The Independent reports that Platform A has leaked 1,134 gallons of oil into the Santa Barbara Channel, as of early this morning. An oil slick 1.5 miles long and 2,000 feet wide is drifting toward Ventura County. As the Independent points out, Platform A was the site of the massive 1969 spill that galvanized the environmental movement of the time, including the first celebration of Earth Day.
The Coastal Commission meets next week to decide the fate of San Onofre State Park and the Trestles point break. Some developer people have submitted a plan to build a toll road, passing behind San Clemente and directly through San Onofre State Park, the fifth most visited State Park in Cali. If approved, the highway would cut off 60 percent of Park. Clicky the pic at left to see the before and after (artist’s rendering) shots of the project posted by the good people at Surfline.
What’s a freeway got to do with a surf break? Trestles is a point, created and nourished by San Mateo Creek, a creek that the new chunk of concrete would largely cover. A point break needs its river to survive. Orphaned from the creek, the point stops working, because the silty rocky bits that keep the waves breaking all the way down the point are no longer replenished by the flow of the creek. Build the highway, lose the break. Simple.
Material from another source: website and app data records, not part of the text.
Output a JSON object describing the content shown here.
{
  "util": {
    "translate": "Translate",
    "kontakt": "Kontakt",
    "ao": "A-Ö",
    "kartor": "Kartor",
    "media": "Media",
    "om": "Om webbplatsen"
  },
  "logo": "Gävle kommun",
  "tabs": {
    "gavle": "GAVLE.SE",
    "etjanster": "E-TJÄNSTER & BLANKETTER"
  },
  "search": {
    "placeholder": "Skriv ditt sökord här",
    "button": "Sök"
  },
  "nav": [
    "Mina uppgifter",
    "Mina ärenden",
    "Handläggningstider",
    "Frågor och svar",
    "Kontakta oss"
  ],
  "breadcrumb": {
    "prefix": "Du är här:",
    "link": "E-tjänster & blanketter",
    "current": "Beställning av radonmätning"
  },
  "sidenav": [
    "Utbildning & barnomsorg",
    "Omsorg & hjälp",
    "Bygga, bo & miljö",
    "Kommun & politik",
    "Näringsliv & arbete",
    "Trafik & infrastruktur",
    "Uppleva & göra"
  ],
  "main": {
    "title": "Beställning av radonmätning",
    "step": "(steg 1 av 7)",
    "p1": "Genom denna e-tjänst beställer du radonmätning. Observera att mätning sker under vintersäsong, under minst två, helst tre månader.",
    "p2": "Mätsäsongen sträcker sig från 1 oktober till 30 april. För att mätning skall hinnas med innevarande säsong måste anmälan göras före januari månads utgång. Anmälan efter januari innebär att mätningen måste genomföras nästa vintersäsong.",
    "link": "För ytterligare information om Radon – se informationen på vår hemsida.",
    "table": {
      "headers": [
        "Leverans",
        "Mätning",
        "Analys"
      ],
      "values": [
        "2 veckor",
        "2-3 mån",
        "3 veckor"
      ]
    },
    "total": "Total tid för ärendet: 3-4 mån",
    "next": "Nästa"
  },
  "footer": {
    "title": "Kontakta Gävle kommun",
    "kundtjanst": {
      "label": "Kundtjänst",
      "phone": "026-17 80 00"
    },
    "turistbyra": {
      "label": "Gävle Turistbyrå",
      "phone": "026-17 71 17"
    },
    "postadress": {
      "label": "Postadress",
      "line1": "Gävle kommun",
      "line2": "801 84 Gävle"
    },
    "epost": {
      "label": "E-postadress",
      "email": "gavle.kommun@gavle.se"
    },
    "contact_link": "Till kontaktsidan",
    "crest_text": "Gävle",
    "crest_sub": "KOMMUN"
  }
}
Governor Arnie has signalled his support for the project, but the Coastal Commission has to approve it. The company building the freeway likely bought Arnie’s support with their offer of a one-time $100 million offset payment, designed to compensate for the lost State Park lands. Surfrider is rocking it hard to convince the Commissioner guys that this is the wrong freeway in the wrong place. See what they have to say to the notion of selling off the State Park in this recent interview.
Surfrider has also posted an online petition thingy.
Me? I think SoCali already has far too many freeways. Far too many.